The contention rests on the words of the claim that the rake is “entirely free” from the platform.

After quoting certain specifications from Whitely’s patented application, the Commissioner said: “It is entirely clear that what claim Y of the patent means when, it says 'entirely free,’ is that the rake is free to rise and fall independently of the platform, and that the platform is free to rise and fall to adjust itself to the irregularities of the ground independently of the-rake; that is, the two parts are entirely free in action, although they may be connected to the same fixed parts of the machine.”

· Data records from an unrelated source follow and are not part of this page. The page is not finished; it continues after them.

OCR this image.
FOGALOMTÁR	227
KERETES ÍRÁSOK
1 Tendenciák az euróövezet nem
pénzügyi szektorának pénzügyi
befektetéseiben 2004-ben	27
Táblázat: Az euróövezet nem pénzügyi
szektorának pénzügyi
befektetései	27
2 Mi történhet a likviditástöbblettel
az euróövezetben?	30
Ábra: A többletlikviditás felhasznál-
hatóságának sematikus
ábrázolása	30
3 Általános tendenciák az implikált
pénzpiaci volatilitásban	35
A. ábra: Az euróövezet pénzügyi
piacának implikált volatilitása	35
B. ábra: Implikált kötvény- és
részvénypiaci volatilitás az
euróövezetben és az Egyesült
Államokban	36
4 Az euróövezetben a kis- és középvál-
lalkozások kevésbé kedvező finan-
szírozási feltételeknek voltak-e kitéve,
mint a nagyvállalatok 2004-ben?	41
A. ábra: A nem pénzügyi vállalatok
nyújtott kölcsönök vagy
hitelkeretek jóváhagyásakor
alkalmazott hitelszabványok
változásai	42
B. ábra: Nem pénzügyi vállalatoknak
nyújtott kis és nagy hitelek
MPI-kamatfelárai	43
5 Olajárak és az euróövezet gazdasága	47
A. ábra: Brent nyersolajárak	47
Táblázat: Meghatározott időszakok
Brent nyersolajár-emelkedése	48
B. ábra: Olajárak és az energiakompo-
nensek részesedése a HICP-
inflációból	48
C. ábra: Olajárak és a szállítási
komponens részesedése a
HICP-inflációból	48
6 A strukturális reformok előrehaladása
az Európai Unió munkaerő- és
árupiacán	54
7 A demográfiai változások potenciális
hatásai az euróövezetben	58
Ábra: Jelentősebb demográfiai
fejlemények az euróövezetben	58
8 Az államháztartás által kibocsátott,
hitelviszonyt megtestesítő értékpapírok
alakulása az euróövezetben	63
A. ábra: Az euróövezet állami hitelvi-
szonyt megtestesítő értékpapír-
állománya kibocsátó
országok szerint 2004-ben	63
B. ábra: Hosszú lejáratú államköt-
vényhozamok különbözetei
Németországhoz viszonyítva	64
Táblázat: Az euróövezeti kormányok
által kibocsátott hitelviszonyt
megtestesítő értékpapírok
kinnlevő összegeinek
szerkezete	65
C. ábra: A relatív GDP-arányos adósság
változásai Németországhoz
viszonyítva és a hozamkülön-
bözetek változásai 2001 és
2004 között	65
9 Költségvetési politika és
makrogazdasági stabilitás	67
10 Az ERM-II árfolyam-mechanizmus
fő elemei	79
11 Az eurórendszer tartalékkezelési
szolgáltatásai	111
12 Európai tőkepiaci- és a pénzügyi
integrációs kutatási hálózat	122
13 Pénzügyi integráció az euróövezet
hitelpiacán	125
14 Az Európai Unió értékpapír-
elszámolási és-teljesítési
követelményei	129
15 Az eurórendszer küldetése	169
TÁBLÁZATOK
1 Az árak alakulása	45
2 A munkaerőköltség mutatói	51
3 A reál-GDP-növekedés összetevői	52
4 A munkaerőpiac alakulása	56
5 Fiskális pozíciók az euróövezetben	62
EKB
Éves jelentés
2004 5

We see no reason to question the soundness of this conclusion, and the decision of the Commissioner will therefore be affirmed.. It is so ordered, and that this decision be certified to the Commissioner of Patents as required by the law. Affirmed.

Reference

Full Case Name
FUNK v. WHITELY
Cited By
1 case
Status
Published
Syllabus
Patents; Interference; Reduction to Practice; Meaning of Issue, how Determined. 1. Where a mowing machine was constructed and practically operated under usual conditions, and, although crude, found to be satisfactory and successful in its operation, it was held to be a reduction to practice, although the machine was afterwards dismantled and some of its parts used in building other machines which differed in some respecte from the old one. 2. While the destruction or dismantling of a first construction, and the loss of some of its parts or their use in making other machines, are sometimes important in determining the question of reduction to practice, they are only important when depending upon other circumstances tending to cast doubt upon claims of the earlier reduction, notably that of long and unreasonable delay in the exploitation of the invention. (Following Esty v. Newton, 14 App. D. C. 50; Traver v. Brown, 14 App. D. C. 34; Quist v. Ostrom, 23 App. D. C. 69; Paul v. Hess, 24 App. D. C. 462.) 3. Where an applicant adopts a claim of a patent for the purpose of procuring an interference, the meaning of the issue is to be determined by the specification of that patent. (Following Tracy v. Leslie, 14 App. D. C. 126; and Ruete v. Elwell, 15 App. D. C. 21.)